The film was entered into the 1996 Cannes Film Festival.
A kidnapping goes down in 1934 Kansas City. Blondie O’Hara’s (Leigh) petty thief husband Johnny is taken by gangster “Seldom Seen” and held prisoner at the Hey Hey Club, one of the hot spots of the Kansas City jazz scene. Blondie herself kidnaps the wife of a local politician, Mrs. Stilton, who is addicted to laudanum (an opium liquid) and has secrets of her own. Blondie’s plan is to blackmail Mr. Stilton into helping to free Johnny.

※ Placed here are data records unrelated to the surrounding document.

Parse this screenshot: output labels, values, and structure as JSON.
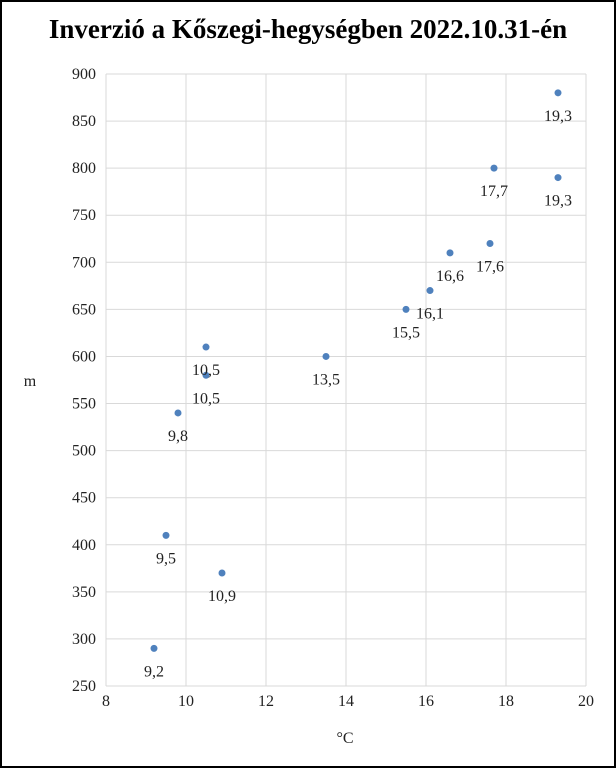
{
  "chart_data": {
    "type": "scatter",
    "title": "Inverzió a Kőszegi-hegységben 2022.10.31-én",
    "xlabel": "°C",
    "ylabel": "m",
    "xlim": [
      8,
      20
    ],
    "ylim": [
      250,
      900
    ],
    "xticks": [
      8,
      10,
      12,
      14,
      16,
      18,
      20
    ],
    "yticks": [
      250,
      300,
      350,
      400,
      450,
      500,
      550,
      600,
      650,
      700,
      750,
      800,
      850,
      900
    ],
    "grid": true,
    "marker_color": "#4f81bd",
    "points": [
      {
        "x": 9.2,
        "y": 290,
        "label": "9,2",
        "pos": "below"
      },
      {
        "x": 9.5,
        "y": 410,
        "label": "9,5",
        "pos": "below"
      },
      {
        "x": 10.9,
        "y": 370,
        "label": "10,9",
        "pos": "below"
      },
      {
        "x": 9.8,
        "y": 540,
        "label": "9,8",
        "pos": "below"
      },
      {
        "x": 10.5,
        "y": 580,
        "label": "10,5",
        "pos": "below"
      },
      {
        "x": 10.5,
        "y": 610,
        "label": "10,5",
        "pos": "below"
      },
      {
        "x": 13.5,
        "y": 600,
        "label": "13,5",
        "pos": "below"
      },
      {
        "x": 15.5,
        "y": 650,
        "label": "15,5",
        "pos": "below"
      },
      {
        "x": 16.1,
        "y": 670,
        "label": "16,1",
        "pos": "below"
      },
      {
        "x": 16.6,
        "y": 710,
        "label": "16,6",
        "pos": "below"
      },
      {
        "x": 17.6,
        "y": 720,
        "label": "17,6",
        "pos": "below"
      },
      {
        "x": 17.7,
        "y": 800,
        "label": "17,7",
        "pos": "below"
      },
      {
        "x": 19.3,
        "y": 790,
        "label": "19,3",
        "pos": "below"
      },
      {
        "x": 19.3,
        "y": 880,
        "label": "19,3",
        "pos": "below"
      }
    ]
  }
}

Despite the risk to his re-election campaign, Mr. Stilton does everything he can in order to free his wife by saving Johnny. Meanwhile, Mrs. Stilton comes to befriend Blondie. She is impressed by Blondie’s devotion to her husband, contrasted to her own loveless marriage.
A subplot concerns political fixer Johnny Flynn (Buscemi) paying vagrants and addicts to vote in the upcoming election and sway the outcome.
Kansas City received mixed to positive reviews from critics, as it holds a 63% rating on Rotten Tomatoes based on 35 reviews.
The soundtrack was produced by Hal Wilner and Steven Bernstein and featured several contemporary musicians playing the roles of famous jazz musicians from the 1930s. For example, Craig Handy plays the role of Coleman Hawkins, Geri Allen plays Mary Lou Williams, and James Carter plays Ben Webster.